ヴァンパイア・ハンターと世界征服を企む吸血鬼たちとの戦いを描くSFアクション。ただしこの映画、徹底した香港製アクションを取り入れたところに大きな特徴がある。クライマックス、主人公ブレイド(ウェズリー・スナイプス)がバンパイア化してからの形相やアクションは「燃えよドラゴン」ブルース・リーの影響がありありだ。ジョン・ウーやジャッキー・チェンら香港映画人のハリウッド進出が数年前から続いているが、ハリウッドの方でも世界最高レベルの香港アクション技術を本格的に取り込み始めたようだ。これは「燃えよドラゴン」公開時にその皮相的なコピーがあふれたのとは事情が異なる。完全に血肉化しているのである。

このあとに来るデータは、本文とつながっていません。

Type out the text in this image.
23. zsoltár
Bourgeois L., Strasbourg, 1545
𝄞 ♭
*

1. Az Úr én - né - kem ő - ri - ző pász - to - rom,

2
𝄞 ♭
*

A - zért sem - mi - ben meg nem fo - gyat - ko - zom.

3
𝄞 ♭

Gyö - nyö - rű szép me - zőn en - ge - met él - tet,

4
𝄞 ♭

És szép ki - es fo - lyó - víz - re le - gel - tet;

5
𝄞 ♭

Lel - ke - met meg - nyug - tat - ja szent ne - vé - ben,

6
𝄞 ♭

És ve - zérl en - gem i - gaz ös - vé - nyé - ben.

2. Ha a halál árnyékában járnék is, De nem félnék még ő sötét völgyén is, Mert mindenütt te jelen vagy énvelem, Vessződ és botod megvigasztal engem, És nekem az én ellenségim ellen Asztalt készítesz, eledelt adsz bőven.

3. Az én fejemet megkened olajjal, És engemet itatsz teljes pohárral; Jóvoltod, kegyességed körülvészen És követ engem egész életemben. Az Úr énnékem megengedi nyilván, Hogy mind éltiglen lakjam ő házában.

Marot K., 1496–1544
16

ブレイドは妊娠中の母親が吸血鬼に襲われたため、人間と吸血鬼の両方の特徴を備え、吸血鬼のように不死身だが、昼間も外を歩ける。母親を殺した吸血鬼を憎んでおり、仲間のウィスラー(クリス・クリストファーソン)とともに吸血鬼狩りを行っている。吸血鬼の世界は純血種が支配し、社会の陰でひっそりと、しかし大量に暮らしていたが、従属吸血鬼のフロスト(スティーブン・ドーフ)は古代書にある伝説の神マルガを復活させ、世界を支配しようと企む。マルガを復活させる儀式には純血種の生け贄と混血の血が必要。フロストはブレイドを狙い、次々に攻撃を仕掛ける。

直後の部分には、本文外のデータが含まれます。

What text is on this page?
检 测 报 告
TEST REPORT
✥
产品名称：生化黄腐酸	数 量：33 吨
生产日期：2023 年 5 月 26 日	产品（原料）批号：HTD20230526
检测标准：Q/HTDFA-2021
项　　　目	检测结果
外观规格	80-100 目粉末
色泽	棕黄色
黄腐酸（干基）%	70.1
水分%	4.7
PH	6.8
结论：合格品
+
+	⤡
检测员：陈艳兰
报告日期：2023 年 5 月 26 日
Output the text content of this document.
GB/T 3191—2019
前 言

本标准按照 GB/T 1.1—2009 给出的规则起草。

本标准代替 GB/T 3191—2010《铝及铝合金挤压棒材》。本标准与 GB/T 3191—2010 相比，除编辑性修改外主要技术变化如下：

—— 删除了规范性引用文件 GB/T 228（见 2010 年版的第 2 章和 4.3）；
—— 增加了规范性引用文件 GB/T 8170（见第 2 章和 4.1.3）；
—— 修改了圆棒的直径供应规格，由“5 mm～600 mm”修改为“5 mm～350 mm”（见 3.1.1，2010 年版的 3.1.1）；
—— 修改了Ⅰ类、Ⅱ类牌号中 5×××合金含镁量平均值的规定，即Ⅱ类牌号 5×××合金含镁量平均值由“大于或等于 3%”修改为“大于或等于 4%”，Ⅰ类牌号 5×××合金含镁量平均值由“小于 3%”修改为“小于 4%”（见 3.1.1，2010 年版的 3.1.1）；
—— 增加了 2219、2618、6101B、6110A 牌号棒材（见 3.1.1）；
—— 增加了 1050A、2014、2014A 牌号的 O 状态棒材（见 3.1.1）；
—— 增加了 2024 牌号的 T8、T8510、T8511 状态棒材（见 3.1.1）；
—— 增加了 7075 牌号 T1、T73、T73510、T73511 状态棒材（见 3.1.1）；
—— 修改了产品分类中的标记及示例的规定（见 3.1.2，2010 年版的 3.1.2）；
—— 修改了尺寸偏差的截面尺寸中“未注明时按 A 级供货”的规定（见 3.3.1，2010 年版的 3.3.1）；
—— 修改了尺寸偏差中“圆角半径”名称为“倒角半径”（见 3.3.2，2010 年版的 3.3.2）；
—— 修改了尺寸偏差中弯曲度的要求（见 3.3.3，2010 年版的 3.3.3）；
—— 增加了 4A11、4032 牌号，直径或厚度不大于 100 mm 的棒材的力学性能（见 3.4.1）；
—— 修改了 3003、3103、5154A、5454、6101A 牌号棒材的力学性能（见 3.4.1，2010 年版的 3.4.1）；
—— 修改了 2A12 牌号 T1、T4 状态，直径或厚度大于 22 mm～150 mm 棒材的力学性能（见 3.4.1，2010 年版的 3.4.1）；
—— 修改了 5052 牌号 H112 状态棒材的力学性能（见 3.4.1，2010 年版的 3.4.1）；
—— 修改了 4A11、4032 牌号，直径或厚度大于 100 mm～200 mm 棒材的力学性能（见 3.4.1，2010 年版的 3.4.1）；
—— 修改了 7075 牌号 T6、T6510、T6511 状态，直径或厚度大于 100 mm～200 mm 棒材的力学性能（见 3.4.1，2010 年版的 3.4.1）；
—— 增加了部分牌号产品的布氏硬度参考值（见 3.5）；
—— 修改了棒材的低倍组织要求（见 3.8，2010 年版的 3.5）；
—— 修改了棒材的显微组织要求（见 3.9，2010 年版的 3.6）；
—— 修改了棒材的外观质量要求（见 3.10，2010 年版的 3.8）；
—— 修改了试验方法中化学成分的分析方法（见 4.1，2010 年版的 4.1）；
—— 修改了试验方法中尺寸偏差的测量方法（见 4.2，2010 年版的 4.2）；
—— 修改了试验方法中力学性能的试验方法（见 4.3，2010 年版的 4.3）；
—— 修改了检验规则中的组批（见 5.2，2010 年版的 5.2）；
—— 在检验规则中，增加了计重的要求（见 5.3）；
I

ブレイドの武器は名前通りの刀と銀の弾丸。SFXを絡めたアクションがさえわたっており、冒頭の血のシャワーの場面から見ごたえのある場面が続く。特にフロストとの対決場面は手に汗握る。ウェズリー・スナイプスは体の動きにキレがあり、これまでのB級イメージを払拭した印象が強い。これはスナイプスの「ターミネーター」になったと思う。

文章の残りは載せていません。